Phule's Company
- Cover of the 1990 first-edition paperback
- Author: Robert Asprin
- Cover artist: James Warhola
- Language: English
- Series: Phule's Company
- Genre: Science fiction (Comic sci-fi, military sci-fi)
- Publisher: Ace Books
- Publication date: July 1990
- Publication place: United States
- Media type: Print (paperback)
- Pages: 232pp (first edition)
- ISBN: 0-441-66251-X
- Followed by: Phule's Paradise

= Phule's Company =

1990 comic military science fiction novel by Robert Asprin

This is about the 1990 novel. For an overview of the whole series of novels, see Phule's Company (series).

Phule's Company is a comic military science fiction novel written by Robert Asprin and originally published in 1990. The book follows the comedic events as Willard J. Phule, the rich son of a millionaire arms manufacturer, reforms a group of misfits in the Space Legion, a fictional organization similar to the French Foreign Legion, into an "elite fighting force". The book is primarily narrated by Phule's butler Beeker. Phule's Company received generally positive reviews and made the New York Times Best Seller list.

==Plot==
The book begins as Willard Phule, a multimillionaire, is court-martialed by the Space Legion for ordering the strafing of a treaty signing ceremony. For his punishment, he is given command of an Omega Company full of misfits on Haskin's Planet, a mining settlement on the edge of settled space. He quickly goes to his duty station and leverages his personal money and a knack for managing people to get the company to come together as a unit. His antics attract the attention of the local and interplanetary press, but create a very cohesive unit of the Legionnaires.
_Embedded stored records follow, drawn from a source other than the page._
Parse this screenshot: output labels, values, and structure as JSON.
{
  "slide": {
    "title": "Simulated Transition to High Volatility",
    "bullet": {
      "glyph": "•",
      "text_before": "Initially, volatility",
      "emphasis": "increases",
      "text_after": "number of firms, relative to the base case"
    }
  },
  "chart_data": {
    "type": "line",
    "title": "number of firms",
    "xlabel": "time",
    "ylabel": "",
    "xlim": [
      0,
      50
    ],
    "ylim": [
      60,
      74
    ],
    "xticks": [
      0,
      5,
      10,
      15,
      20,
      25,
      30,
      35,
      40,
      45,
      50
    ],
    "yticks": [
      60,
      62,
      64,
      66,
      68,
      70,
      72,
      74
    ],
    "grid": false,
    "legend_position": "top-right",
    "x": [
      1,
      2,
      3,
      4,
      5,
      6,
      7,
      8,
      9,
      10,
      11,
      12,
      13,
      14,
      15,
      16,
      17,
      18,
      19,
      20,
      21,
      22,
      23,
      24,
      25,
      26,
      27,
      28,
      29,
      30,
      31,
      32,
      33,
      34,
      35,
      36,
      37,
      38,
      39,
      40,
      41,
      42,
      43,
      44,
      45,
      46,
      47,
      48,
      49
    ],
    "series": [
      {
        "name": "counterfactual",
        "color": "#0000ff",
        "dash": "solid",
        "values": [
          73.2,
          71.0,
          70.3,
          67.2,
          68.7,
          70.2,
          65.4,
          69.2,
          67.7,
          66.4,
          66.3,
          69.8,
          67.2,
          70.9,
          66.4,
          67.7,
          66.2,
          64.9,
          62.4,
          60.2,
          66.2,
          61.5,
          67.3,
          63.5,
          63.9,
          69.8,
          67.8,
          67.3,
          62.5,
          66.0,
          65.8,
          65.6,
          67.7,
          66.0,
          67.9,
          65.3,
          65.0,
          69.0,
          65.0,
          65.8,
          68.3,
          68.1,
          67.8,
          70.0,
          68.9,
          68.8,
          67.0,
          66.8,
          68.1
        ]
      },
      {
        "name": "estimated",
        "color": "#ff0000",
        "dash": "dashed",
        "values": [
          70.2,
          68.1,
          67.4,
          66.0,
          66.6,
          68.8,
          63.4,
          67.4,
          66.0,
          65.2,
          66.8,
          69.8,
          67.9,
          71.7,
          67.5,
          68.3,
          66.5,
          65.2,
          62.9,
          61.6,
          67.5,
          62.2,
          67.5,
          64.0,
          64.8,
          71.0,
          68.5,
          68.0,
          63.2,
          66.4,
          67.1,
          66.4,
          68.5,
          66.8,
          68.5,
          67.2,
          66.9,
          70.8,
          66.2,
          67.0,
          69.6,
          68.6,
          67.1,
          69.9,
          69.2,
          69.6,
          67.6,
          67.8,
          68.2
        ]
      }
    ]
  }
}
When a contract for an honorary duty is awarded to the Regular Army on Haskin's Planet, Phule convinces the governor to leave the contract up for competition between the Space Legionnaires and the Regular Army. The Army sends some of their most elite troops to take part in the competition, and through an impressive show of cooperation and teamwork, Phule's company ties the regular troops. In the final episode of the book, Phule's company encounters lizard-like alien explorers from the Zenobian Empire. Quickly reverting to his business instincts, Phule negotiates a business deal to sell swampland to the creatures in exchange for new technologies. This again enrages some of his superiors, but because of a show of support from the Legionnaires for their commander and a complete conviction of his own innocence, Phule evades court-martial again.

==Critical reception==
While reviewing the book for Legends Magazine, Marcus Pan commented that the book was "rather engrossing", "lighthearted" and had character development complete with character flaws and "endearing personalities" that made Phule's Company "a fun book to read." Similarly, Paul Stuewe in the Toronto Star, noted how "Phule's company spoofs the space-soldier brand of science fiction" classifying it along with Kim Stanley Robinson's Escape from Kathmandu as "low-key [and] somewhat lightweight entertainments that keep pages turning pleasantly enough."